Compare that to “Step 1: Read the error. Step 2: Try a fix. Step 3: If it doesn’t work, try another fix.” The checklist produces motion. The methodology produces thinking.

Those rationalizations matter because agents don’t give up. They’ll try fix after fix after fix, each time convinced this one will work. Without explicit instructions to stop after repeated failures, they’ll burn through an entire session producing increasingly creative but fundamentally misguided patches. Having “quick fix for now” flagged as a red flag means the agent catches itself before going down that path.

Three of my skills don’t produce output at all. They enforce process. I rewrote the TDD skill to frame it as a design discipline, not a testing methodology. The point of writing the test first isn’t to have more tests. It’s to force better interfaces. When you write the test, you’re designing the API from the consumer’s perspective. That’s the insight worth encoding. Not “write test, then write code.”

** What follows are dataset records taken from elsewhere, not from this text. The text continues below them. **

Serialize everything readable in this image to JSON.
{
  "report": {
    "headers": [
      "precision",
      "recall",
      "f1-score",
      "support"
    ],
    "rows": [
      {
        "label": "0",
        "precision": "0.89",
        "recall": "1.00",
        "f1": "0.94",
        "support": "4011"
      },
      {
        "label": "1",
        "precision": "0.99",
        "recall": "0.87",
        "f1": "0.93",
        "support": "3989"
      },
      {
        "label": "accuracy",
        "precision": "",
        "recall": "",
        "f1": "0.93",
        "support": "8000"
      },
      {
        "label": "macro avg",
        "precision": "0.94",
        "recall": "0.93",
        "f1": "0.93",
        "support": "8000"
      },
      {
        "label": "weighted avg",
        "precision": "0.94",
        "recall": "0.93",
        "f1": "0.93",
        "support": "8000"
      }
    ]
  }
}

The verification skill got reframed around a specific failure mode: agents pattern-match toward “done” because they’re language models trained on text where things resolve. Confidence is their default. The skill counteracts that by requiring actual command output, not assertions that things work.

The Retrospective Loop

One thing that came out of this audit was a new skill: the retrospective. After a feature ships, this skill reviews what happened. Git history, conversation patterns, where the agent misunderstood, where I had to repeat myself, where skills triggered incorrectly.

It maps each friction point to a concrete change. Not “improve the commit skill” but “add edge case to commit skill: warn when staged files include patterns matching .env or credentials.” Concrete enough to execute. Then it waits for approval before touching anything.

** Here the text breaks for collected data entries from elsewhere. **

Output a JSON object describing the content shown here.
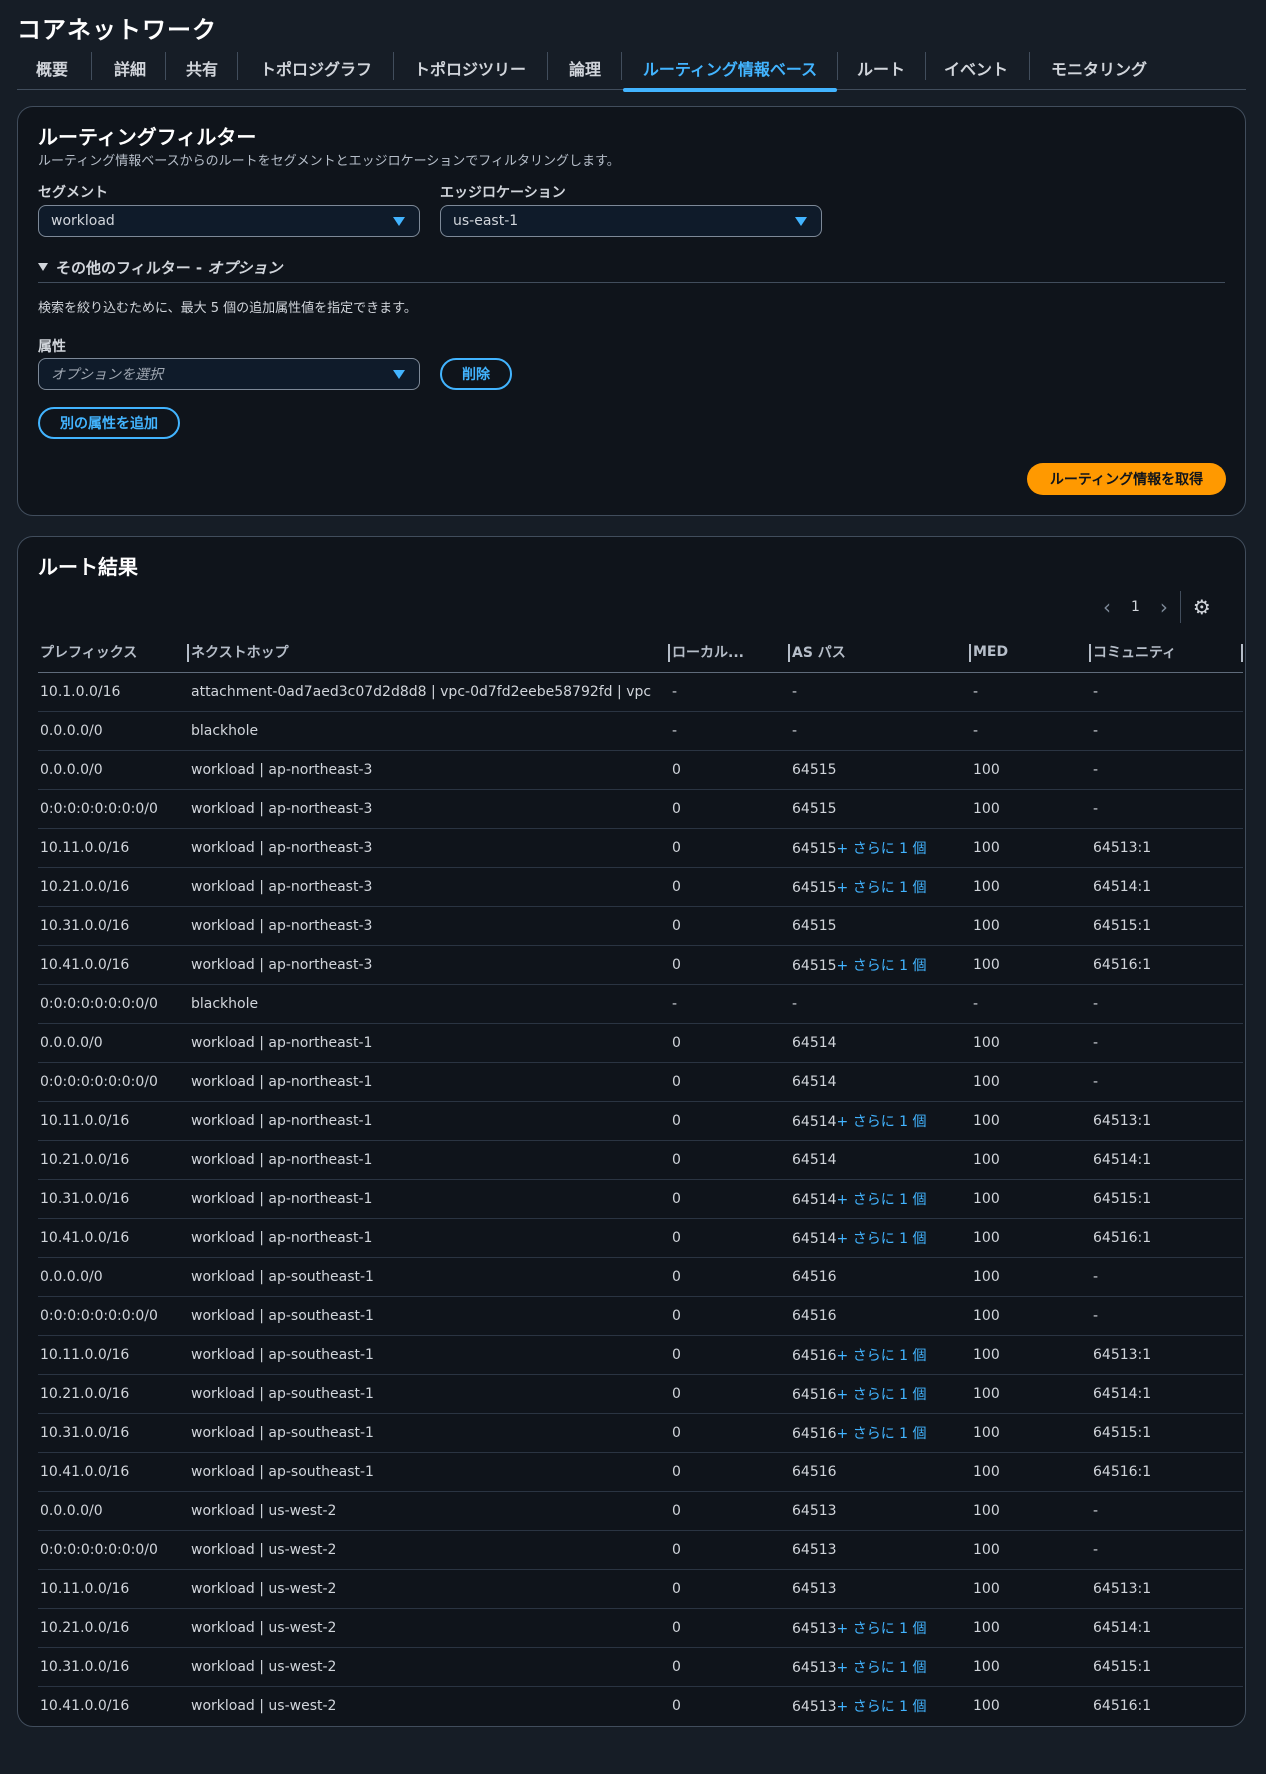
{
  "page": {
    "title": "コアネットワーク"
  },
  "tabs": [
    {
      "label": "概要",
      "active": false
    },
    {
      "label": "詳細",
      "active": false
    },
    {
      "label": "共有",
      "active": false
    },
    {
      "label": "トポロジグラフ",
      "active": false
    },
    {
      "label": "トポロジツリー",
      "active": false
    },
    {
      "label": "論理",
      "active": false
    },
    {
      "label": "ルーティング情報ベース",
      "active": true
    },
    {
      "label": "ルート",
      "active": false
    },
    {
      "label": "イベント",
      "active": false
    },
    {
      "label": "モニタリング",
      "active": false
    }
  ],
  "filter": {
    "title": "ルーティングフィルター",
    "description": "ルーティング情報ベースからのルートをセグメントとエッジロケーションでフィルタリングします。",
    "segment_label": "セグメント",
    "segment_value": "workload",
    "edge_label": "エッジロケーション",
    "edge_value": "us-east-1",
    "more_filters_label": "その他のフィルター - ",
    "more_filters_optional": "オプション",
    "help_text": "検索を絞り込むために、最大 5 個の追加属性値を指定できます。",
    "attribute_label": "属性",
    "attribute_placeholder": "オプションを選択",
    "remove_button": "削除",
    "add_attribute_button": "別の属性を追加",
    "fetch_button": "ルーティング情報を取得"
  },
  "colors": {
    "accent": "#42b4ff",
    "primary_button": "#ff9900",
    "background": "#161d26"
  },
  "results": {
    "title": "ルート結果",
    "page_number": "1",
    "columns": [
      "プレフィックス",
      "ネクストホップ",
      "ローカル...",
      "AS パス",
      "MED",
      "コミュニティ"
    ],
    "more_label": "+ さらに 1 個",
    "rows": [
      {
        "prefix": "10.1.0.0/16",
        "next_hop": "attachment-0ad7aed3c07d2d8d8 | vpc-0d7fd2eebe58792fd | vpc",
        "local": "-",
        "as_path": "-",
        "more": false,
        "med": "-",
        "community": "-"
      },
      {
        "prefix": "0.0.0.0/0",
        "next_hop": "blackhole",
        "local": "-",
        "as_path": "-",
        "more": false,
        "med": "-",
        "community": "-"
      },
      {
        "prefix": "0.0.0.0/0",
        "next_hop": "workload | ap-northeast-3",
        "local": "0",
        "as_path": "64515",
        "more": false,
        "med": "100",
        "community": "-"
      },
      {
        "prefix": "0:0:0:0:0:0:0:0/0",
        "next_hop": "workload | ap-northeast-3",
        "local": "0",
        "as_path": "64515",
        "more": false,
        "med": "100",
        "community": "-"
      },
      {
        "prefix": "10.11.0.0/16",
        "next_hop": "workload | ap-northeast-3",
        "local": "0",
        "as_path": "64515",
        "more": true,
        "med": "100",
        "community": "64513:1"
      },
      {
        "prefix": "10.21.0.0/16",
        "next_hop": "workload | ap-northeast-3",
        "local": "0",
        "as_path": "64515",
        "more": true,
        "med": "100",
        "community": "64514:1"
      },
      {
        "prefix": "10.31.0.0/16",
        "next_hop": "workload | ap-northeast-3",
        "local": "0",
        "as_path": "64515",
        "more": false,
        "med": "100",
        "community": "64515:1"
      },
      {
        "prefix": "10.41.0.0/16",
        "next_hop": "workload | ap-northeast-3",
        "local": "0",
        "as_path": "64515",
        "more": true,
        "med": "100",
        "community": "64516:1"
      },
      {
        "prefix": "0:0:0:0:0:0:0:0/0",
        "next_hop": "blackhole",
        "local": "-",
        "as_path": "-",
        "more": false,
        "med": "-",
        "community": "-"
      },
      {
        "prefix": "0.0.0.0/0",
        "next_hop": "workload | ap-northeast-1",
        "local": "0",
        "as_path": "64514",
        "more": false,
        "med": "100",
        "community": "-"
      },
      {
        "prefix": "0:0:0:0:0:0:0:0/0",
        "next_hop": "workload | ap-northeast-1",
        "local": "0",
        "as_path": "64514",
        "more": false,
        "med": "100",
        "community": "-"
      },
      {
        "prefix": "10.11.0.0/16",
        "next_hop": "workload | ap-northeast-1",
        "local": "0",
        "as_path": "64514",
        "more": true,
        "med": "100",
        "community": "64513:1"
      },
      {
        "prefix": "10.21.0.0/16",
        "next_hop": "workload | ap-northeast-1",
        "local": "0",
        "as_path": "64514",
        "more": false,
        "med": "100",
        "community": "64514:1"
      },
      {
        "prefix": "10.31.0.0/16",
        "next_hop": "workload | ap-northeast-1",
        "local": "0",
        "as_path": "64514",
        "more": true,
        "med": "100",
        "community": "64515:1"
      },
      {
        "prefix": "10.41.0.0/16",
        "next_hop": "workload | ap-northeast-1",
        "local": "0",
        "as_path": "64514",
        "more": true,
        "med": "100",
        "community": "64516:1"
      },
      {
        "prefix": "0.0.0.0/0",
        "next_hop": "workload | ap-southeast-1",
        "local": "0",
        "as_path": "64516",
        "more": false,
        "med": "100",
        "community": "-"
      },
      {
        "prefix": "0:0:0:0:0:0:0:0/0",
        "next_hop": "workload | ap-southeast-1",
        "local": "0",
        "as_path": "64516",
        "more": false,
        "med": "100",
        "community": "-"
      },
      {
        "prefix": "10.11.0.0/16",
        "next_hop": "workload | ap-southeast-1",
        "local": "0",
        "as_path": "64516",
        "more": true,
        "med": "100",
        "community": "64513:1"
      },
      {
        "prefix": "10.21.0.0/16",
        "next_hop": "workload | ap-southeast-1",
        "local": "0",
        "as_path": "64516",
        "more": true,
        "med": "100",
        "community": "64514:1"
      },
      {
        "prefix": "10.31.0.0/16",
        "next_hop": "workload | ap-southeast-1",
        "local": "0",
        "as_path": "64516",
        "more": true,
        "med": "100",
        "community": "64515:1"
      },
      {
        "prefix": "10.41.0.0/16",
        "next_hop": "workload | ap-southeast-1",
        "local": "0",
        "as_path": "64516",
        "more": false,
        "med": "100",
        "community": "64516:1"
      },
      {
        "prefix": "0.0.0.0/0",
        "next_hop": "workload | us-west-2",
        "local": "0",
        "as_path": "64513",
        "more": false,
        "med": "100",
        "community": "-"
      },
      {
        "prefix": "0:0:0:0:0:0:0:0/0",
        "next_hop": "workload | us-west-2",
        "local": "0",
        "as_path": "64513",
        "more": false,
        "med": "100",
        "community": "-"
      },
      {
        "prefix": "10.11.0.0/16",
        "next_hop": "workload | us-west-2",
        "local": "0",
        "as_path": "64513",
        "more": false,
        "med": "100",
        "community": "64513:1"
      },
      {
        "prefix": "10.21.0.0/16",
        "next_hop": "workload | us-west-2",
        "local": "0",
        "as_path": "64513",
        "more": true,
        "med": "100",
        "community": "64514:1"
      },
      {
        "prefix": "10.31.0.0/16",
        "next_hop": "workload | us-west-2",
        "local": "0",
        "as_path": "64513",
        "more": true,
        "med": "100",
        "community": "64515:1"
      },
      {
        "prefix": "10.41.0.0/16",
        "next_hop": "workload | us-west-2",
        "local": "0",
        "as_path": "64513",
        "more": true,
        "med": "100",
        "community": "64516:1"
      }
    ]
  }
}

This closes the loop. Skills improve because the agent identifies where they fell short, proposes changes, and after I sign off, applies them. The library gets better without me having to remember every lesson I learned three weeks ago.

The Failure Asymmetry

When you’re supervising an agent closely, a vague skill feels survivable. You notice the drift, redirect, recover. The human absorbs the failure so naturally it doesn’t register as failure.

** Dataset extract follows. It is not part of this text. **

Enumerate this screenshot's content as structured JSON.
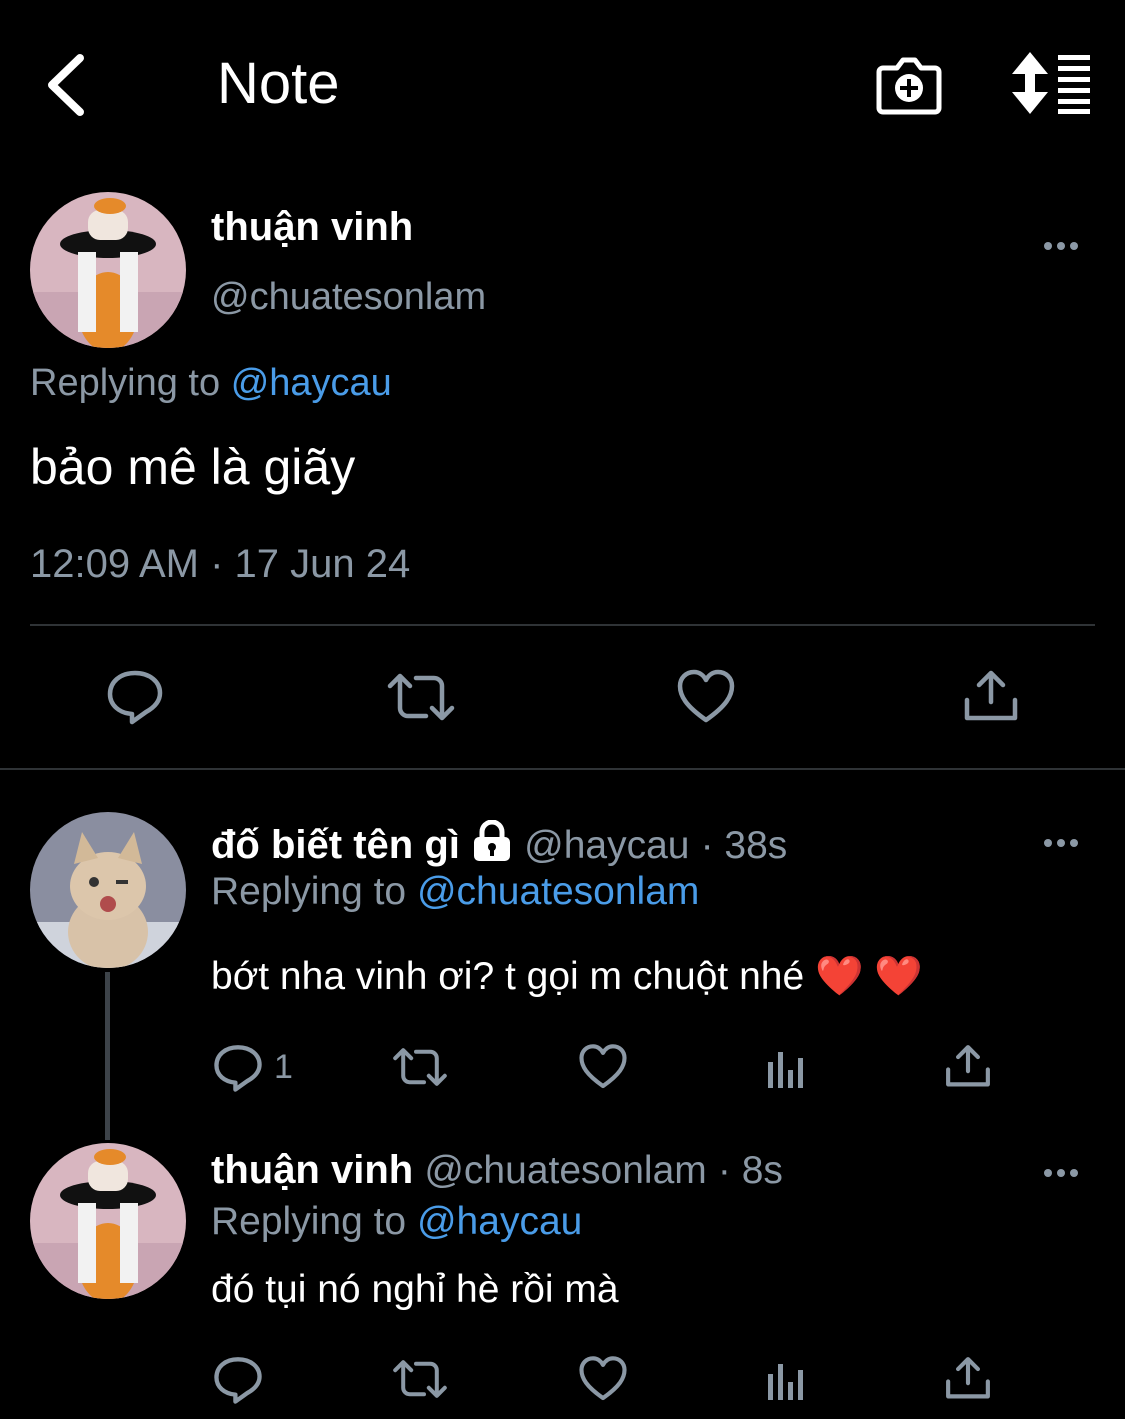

When agents chain skills without supervision (and they increasingly do) that same vague skill produces degraded output that the next skill treats as correct. It processes it further, passes it downstream, and six steps later you’ve got a result that looks completely wrong in a way that’s impossible to trace back to the skill that introduced the error.

“Good enough when I’m watching” and “good enough for agents running at 2am” are not the same standard. Agent-ready skills need deterministic output formats, explicit failure modes, and guardrails for the fact that nobody’s going to catch a subtle error in step three of an eight-step chain.

This is why I spent hours on skills that already “worked.” They worked with my oversight. That’s a lower bar than it sounds.

Building a Skill Library

Don’t write skills from scratch. Do the work yourself, with the agent, for a few weeks. Pay attention to the moments where you repeat yourself. Where you explain the same convention. Where the agent makes a mistake you’ve corrected before. Those are your skills waiting to be written.

When you do write them, build from your actual outputs, not your intentions. Feed the agent examples of your best work and ask it to reverse-engineer the methodology. You’ll discover decisions you’ve been making automatically that you couldn’t have articulated if you tried. Those invisible decisions are exactly what a skill needs to capture.

Keep them lean. Under 500 lines. A skill that’s 1,200 lines long isn’t thorough. It’s unfocused, and the agent will lose the thread halfway through.

And audit them. Skills rot the same way docs rot, but the consequences are worse because nobody notices until the agent does something wrong and you can’t figure out why.

Every skill you get right is a permanent upgrade to every session you’ll ever run. Every one you leave vague is a bug you haven’t found yet.